Kensit sighed. He supposed he shouldn’t have been so surprised at such limited thinking. “In this day and age, there is only so much one country can accomplish on its own. Think what I can do when I have control of Russia, China, and the European Union.”

“You? What about me?”

Kensit shook his head. “You still don’t understand, do you? I am the only indispensable part of this equation. I’m the only one who knows how to build the neutrino telescope. And you’re looking at Phase One. Currently, I can see only a single location at a time, a distinct disadvantage that I will improve upon soon. I’ve found a second underground cavern even bigger than Oz and I’ve already purchased the land around it for miles. Once Phase Two is built there, I will be able to view as many as a dozen locations at once. With advances in real-time translation software, I will be able to pass on secrets even the NSA can’t deliver to you when you’re president.”

“And that’s how you plan to get me elected,” Washburn said, finally comprehending the possibilities.

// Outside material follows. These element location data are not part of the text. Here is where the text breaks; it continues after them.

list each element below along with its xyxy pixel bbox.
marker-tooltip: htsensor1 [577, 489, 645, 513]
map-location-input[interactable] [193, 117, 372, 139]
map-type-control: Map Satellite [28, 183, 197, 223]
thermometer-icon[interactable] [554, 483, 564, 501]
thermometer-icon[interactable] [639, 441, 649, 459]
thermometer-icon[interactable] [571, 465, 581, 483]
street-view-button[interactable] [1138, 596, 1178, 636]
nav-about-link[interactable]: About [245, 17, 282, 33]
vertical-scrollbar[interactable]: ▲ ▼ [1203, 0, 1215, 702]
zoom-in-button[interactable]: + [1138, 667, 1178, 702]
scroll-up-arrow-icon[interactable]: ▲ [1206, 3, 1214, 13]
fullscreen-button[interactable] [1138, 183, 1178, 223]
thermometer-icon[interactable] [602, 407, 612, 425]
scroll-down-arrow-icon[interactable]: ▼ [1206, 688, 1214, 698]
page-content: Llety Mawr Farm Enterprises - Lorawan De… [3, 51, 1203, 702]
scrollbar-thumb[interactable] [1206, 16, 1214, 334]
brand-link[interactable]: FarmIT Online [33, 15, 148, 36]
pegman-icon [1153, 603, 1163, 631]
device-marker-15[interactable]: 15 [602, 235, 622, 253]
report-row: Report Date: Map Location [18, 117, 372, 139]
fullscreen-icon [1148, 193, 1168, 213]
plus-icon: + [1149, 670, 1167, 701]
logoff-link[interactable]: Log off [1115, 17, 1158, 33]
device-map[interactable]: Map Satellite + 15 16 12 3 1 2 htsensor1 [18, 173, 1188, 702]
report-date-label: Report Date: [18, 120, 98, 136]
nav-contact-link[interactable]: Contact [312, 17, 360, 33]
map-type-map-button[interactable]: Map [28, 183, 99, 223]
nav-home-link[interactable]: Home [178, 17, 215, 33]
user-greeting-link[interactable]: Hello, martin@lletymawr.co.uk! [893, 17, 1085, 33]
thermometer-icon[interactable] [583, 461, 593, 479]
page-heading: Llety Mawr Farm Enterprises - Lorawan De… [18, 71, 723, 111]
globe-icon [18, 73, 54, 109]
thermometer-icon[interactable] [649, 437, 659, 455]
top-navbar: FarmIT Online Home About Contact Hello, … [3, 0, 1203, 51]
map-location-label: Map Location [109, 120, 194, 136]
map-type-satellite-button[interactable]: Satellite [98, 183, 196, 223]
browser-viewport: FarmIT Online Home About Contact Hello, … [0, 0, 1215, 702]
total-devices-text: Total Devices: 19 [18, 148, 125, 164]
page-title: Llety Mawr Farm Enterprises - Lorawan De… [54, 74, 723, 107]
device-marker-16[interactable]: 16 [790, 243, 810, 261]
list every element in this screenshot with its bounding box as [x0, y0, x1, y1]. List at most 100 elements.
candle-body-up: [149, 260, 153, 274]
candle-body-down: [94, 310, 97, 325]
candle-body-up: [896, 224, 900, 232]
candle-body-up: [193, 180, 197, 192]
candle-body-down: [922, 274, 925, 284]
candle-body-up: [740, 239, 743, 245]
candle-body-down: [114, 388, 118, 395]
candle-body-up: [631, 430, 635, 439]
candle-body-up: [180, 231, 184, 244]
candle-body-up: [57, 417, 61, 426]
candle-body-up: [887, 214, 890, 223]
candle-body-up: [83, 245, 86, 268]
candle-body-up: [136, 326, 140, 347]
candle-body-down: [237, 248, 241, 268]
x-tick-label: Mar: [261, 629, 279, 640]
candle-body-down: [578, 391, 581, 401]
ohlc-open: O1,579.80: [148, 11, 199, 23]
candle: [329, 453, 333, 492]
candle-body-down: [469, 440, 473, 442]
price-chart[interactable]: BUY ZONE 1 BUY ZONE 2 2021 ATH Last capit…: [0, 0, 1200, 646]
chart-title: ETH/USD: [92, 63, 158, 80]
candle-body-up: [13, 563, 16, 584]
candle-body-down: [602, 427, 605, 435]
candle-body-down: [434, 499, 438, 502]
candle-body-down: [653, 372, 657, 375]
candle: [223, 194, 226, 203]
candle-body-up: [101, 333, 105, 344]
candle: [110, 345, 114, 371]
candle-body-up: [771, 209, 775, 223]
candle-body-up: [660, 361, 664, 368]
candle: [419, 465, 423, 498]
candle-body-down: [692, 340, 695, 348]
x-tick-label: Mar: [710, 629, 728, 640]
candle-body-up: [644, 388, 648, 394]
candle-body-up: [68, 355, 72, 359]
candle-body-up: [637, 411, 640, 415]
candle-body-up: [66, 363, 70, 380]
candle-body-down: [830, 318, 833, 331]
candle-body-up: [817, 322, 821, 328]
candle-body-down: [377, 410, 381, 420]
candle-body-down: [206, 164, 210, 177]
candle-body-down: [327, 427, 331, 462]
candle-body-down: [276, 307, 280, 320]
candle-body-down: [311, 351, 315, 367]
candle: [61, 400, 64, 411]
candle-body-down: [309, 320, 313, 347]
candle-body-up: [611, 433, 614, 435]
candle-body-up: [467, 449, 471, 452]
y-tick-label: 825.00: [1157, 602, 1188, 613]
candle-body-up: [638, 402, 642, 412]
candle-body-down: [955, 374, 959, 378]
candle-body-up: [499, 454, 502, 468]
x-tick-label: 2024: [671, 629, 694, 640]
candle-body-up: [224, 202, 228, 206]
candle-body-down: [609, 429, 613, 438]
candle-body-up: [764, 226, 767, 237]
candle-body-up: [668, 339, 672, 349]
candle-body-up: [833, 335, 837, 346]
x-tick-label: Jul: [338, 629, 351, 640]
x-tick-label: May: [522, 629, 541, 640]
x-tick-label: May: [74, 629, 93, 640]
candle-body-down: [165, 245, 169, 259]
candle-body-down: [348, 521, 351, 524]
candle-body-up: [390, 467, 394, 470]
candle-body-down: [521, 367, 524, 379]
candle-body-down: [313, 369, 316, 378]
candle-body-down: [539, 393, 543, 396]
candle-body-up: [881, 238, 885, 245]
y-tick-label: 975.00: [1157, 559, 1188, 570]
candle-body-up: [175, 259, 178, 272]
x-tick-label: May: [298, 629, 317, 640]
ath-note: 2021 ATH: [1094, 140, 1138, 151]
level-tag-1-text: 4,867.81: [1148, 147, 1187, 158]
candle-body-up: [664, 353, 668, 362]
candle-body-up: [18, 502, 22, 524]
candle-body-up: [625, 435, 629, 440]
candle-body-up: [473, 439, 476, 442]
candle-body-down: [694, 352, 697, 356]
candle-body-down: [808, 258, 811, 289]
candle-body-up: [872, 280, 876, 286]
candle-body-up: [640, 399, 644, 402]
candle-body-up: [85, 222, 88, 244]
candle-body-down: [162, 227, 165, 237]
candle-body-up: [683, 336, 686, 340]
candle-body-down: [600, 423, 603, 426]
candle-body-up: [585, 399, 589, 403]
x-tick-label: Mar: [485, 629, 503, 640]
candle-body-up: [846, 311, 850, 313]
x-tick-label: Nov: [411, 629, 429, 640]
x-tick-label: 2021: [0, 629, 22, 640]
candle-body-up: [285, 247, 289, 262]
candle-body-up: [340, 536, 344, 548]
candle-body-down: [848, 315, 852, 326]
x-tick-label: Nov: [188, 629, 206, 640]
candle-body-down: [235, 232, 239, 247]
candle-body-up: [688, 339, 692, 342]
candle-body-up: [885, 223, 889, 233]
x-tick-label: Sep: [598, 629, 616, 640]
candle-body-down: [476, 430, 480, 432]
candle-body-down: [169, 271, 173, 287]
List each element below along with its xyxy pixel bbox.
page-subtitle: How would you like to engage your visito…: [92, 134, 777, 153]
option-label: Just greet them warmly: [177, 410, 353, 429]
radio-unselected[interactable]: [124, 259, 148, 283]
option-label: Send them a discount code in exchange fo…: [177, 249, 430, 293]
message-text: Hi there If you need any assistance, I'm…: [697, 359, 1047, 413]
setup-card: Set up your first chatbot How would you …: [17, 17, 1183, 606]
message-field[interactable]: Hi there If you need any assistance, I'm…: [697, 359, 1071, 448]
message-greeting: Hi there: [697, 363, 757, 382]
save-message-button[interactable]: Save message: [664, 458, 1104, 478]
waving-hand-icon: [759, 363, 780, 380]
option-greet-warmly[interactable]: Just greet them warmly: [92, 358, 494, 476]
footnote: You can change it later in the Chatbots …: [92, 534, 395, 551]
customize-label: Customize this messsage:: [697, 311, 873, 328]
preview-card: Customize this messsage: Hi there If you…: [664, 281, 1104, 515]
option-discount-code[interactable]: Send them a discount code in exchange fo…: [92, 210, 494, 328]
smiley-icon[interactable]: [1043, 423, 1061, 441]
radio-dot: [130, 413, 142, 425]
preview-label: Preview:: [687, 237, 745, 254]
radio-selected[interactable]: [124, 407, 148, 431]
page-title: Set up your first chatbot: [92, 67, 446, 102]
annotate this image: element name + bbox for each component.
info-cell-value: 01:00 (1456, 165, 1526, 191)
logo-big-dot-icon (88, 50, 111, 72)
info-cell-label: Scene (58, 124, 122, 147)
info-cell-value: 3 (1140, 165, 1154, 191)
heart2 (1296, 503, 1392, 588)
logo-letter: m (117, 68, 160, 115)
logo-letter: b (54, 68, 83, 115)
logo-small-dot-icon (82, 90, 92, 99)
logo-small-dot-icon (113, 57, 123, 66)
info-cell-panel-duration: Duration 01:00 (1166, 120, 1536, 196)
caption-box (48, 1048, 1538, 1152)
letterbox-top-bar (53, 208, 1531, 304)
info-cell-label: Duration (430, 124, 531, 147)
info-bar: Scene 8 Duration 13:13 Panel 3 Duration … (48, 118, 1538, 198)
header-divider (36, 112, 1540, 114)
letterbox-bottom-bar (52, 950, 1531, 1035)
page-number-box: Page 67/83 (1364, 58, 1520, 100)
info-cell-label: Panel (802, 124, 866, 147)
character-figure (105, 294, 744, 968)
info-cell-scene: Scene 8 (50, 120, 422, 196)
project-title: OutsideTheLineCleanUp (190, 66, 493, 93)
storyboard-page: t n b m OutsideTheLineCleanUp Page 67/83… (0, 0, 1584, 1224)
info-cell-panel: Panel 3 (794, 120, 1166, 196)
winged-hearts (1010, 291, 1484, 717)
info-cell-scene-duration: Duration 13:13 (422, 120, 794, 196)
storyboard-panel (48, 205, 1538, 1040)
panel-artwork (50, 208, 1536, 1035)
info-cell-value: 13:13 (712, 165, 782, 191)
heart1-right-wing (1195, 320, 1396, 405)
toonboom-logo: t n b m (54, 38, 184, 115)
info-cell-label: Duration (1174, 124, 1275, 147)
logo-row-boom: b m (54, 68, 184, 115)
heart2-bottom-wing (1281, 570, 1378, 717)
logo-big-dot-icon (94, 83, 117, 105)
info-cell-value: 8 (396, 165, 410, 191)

“You will know every strategy your opponents plan to use, every secret they want to keep, every scandal they try to hide. You’ll be able to anticipate their every move. Or I will, and then I will pass it on to you. So don’t ever think about betraying me or getting the deluded notion that you could do any of this without me. Because I will find someone who does understand that I am the one making the rules from now on.”

Washburn swallowed hard and nodded. He understood. Kensit had no doubt he would do as instructed.